Date Mon, 10 Nov 2025 08:39:15 +0200


Todo este processo, tanto o dos companheiros de Madri quanto o novo caminho que se abre em Granada, nasce de uma análise compartilhada. Não surge de um fetiche organizacional ou do desejo de estabelecer uma nova sigla, mas de uma necessidade política. A necessidade de reconstruir um anarquismo que, em seu estado atual e há muito tempo, perdeu sua capacidade de intervenção real nas lutas sociais. Além disso, não estamos sozinhos neste caminho. Em toda a Península Ibérica, surgiram experiências semelhantes que, a partir da esperança e da responsabilidade, buscam construir uma alternativa real para a classe trabalhadora e para o futuro das gerações futuras. Esta reconstrução em todo o país está ligada ao atual momento histórico do nosso movimento, um momento em que a coragem de superar nossos próprios complexos e preconceitos abre um horizonte até então desconhecido.

Viemos de anos de fragmentação, de esforços dispersos, de uma militância que se esgota na impotência ou se refugia na complacência. No entanto, sabemos que ainda existe um enorme potencial, uma energia latente naqueles que se recusam a aceitar que o anarquismo seja apenas memória ou identidade.

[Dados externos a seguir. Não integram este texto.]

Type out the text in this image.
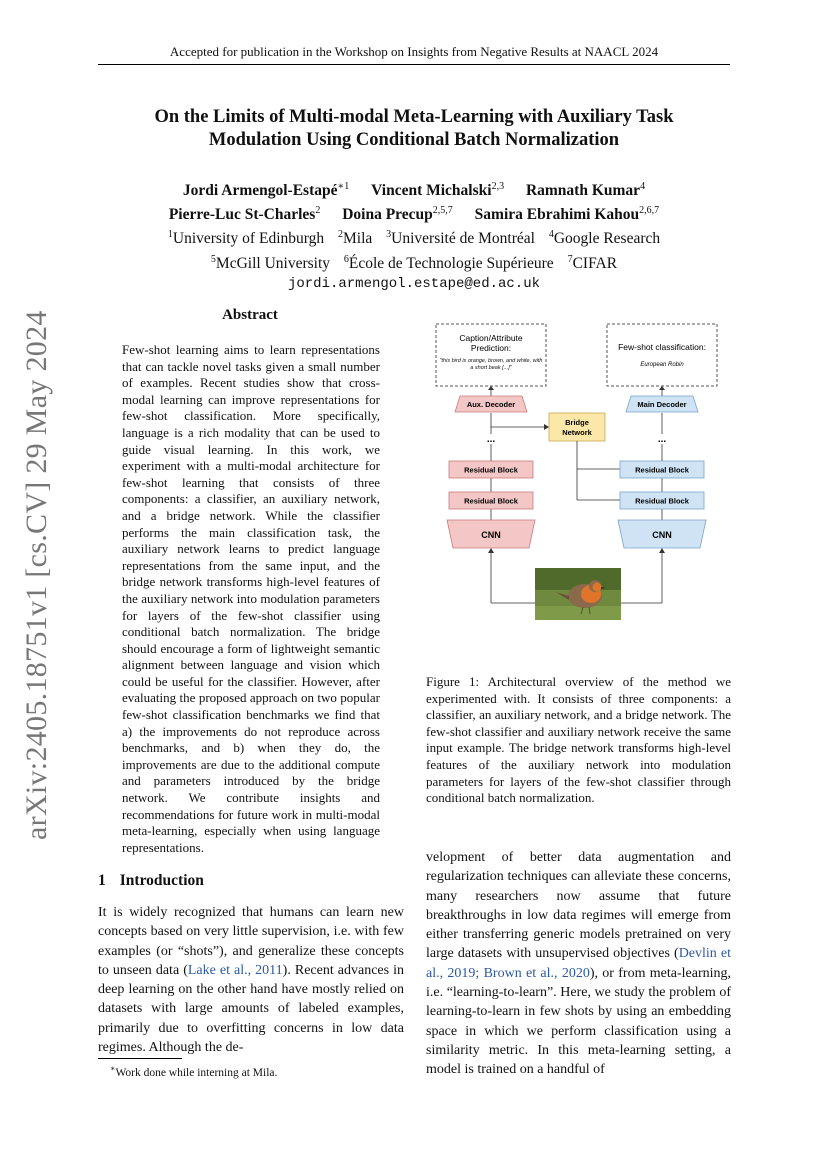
Accepted for publication in the Workshop on Insights from Negative Results at NAACL 2024
On the Limits of Multi-modal Meta-Learning with Auxiliary Task
Modulation Using Conditional Batch Normalization
Jordi Armengol-Estapé$^{∗1}$ Vincent Michalski$^{2,3}$ Ramnath Kumar$^4$
Pierre-Luc St-Charles$^2$ Doina Precup$^{2,5,7}$ Samira Ebrahimi Kahou$^{2,6,7}$
$^1$University of Edinburgh $^2$Mila $^3$Université de Montréal $^4$Google Research
$^5$McGill University $^6$École de Technologie Supérieure $^7$CIFAR
jordi.armengol.estape@ed.ac.uk
arXiv:2405.18751v1 [cs.CV] 29 May 2024	Abstract
Few-shot learning aims to learn representations that can tackle novel tasks given a small number of examples. Recent studies show that cross-modal learning can improve representations for few-shot classification. More specifically, language is a rich modality that can be used to guide visual learning. In this work, we experiment with a multi-modal architecture for few-shot learning that consists of three components: a classifier, an auxiliary network, and a bridge network. While the classifier performs the main classification task, the auxiliary network learns to predict language representations from the same input, and the bridge network transforms high-level features of the auxiliary network into modulation parameters for layers of the few-shot classifier using conditional batch normalization. The bridge should encourage a form of lightweight semantic alignment between language and vision which could be useful for the classifier. However, after evaluating the proposed approach on two popular few-shot classification benchmarks we find that a) the improvements do not reproduce across benchmarks, and b) when they do, the improvements are due to the additional compute and parameters introduced by the bridge network. We contribute insights and recommendations for future work in multi-modal meta-learning, especially when using language representations.
Caption/Attribute Prediction:
"this bird is orange, brown, and white, with a short beak [...]"
Few-shot classification:
European Robin
Aux. Decoder	Main Decoder
Bridge
Network
...	...
Residual Block
Residual Block
Residual Block
Residual Block
CNN	CNN
Figure 1: Architectural overview of the method we experimented with. It consists of three components: a classifier, an auxiliary network, and a bridge network. The few-shot classifier and auxiliary network receive the same input example. The bridge network transforms high-level features of the auxiliary network into modulation parameters for layers of the few-shot classifier through conditional batch normalization.
1 Introduction
It is widely recognized that humans can learn new concepts based on very little supervision, i.e. with few examples (or “shots”), and generalize these concepts to unseen data (Lake et al., 2011). Recent advances in deep learning on the other hand have mostly relied on datasets with large amounts of labeled examples, primarily due to overfitting concerns in low data regimes. Although the de-
velopment of better data augmentation and regularization techniques can alleviate these concerns, many researchers now assume that future breakthroughs in low data regimes will emerge from either transferring generic models pretrained on very large datasets with unsupervised objectives (Devlin et al., 2019; Brown et al., 2020), or from meta-learning, i.e. “learning-to-learn”. Here, we study the problem of learning-to-learn in few shots by using an embedding space in which we perform classification using a similarity metric. In this meta-learning setting, a model is trained on a handful of
∗Work done while interning at Mila.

Por muito tempo, o movimento anarquista funcionou sem uma estratégia comum, sem um horizonte político compartilhado. Sem mencionar, para ser mais linha-dura e realista, sem um horizonte político de qualquer tipo. Cada grupo trabalhou em seu próprio pequeno espaço, defendendo sua autonomia até o isolamento. Nos acostumamos à política reativa, respondendo às ofensivas do poder sem a capacidade de antecipá-las. Confundimos espontaneidade com estratégia, afinidade com organização, autonomia com dispersão. Essa dinâmica nos levou a uma forma cansada de militância: mais simbólica do que efetiva, mais reativa do que proativa. Criamos ilhas de resistência que, embora necessárias, raramente conseguiram se estender além de seus limites imediatos.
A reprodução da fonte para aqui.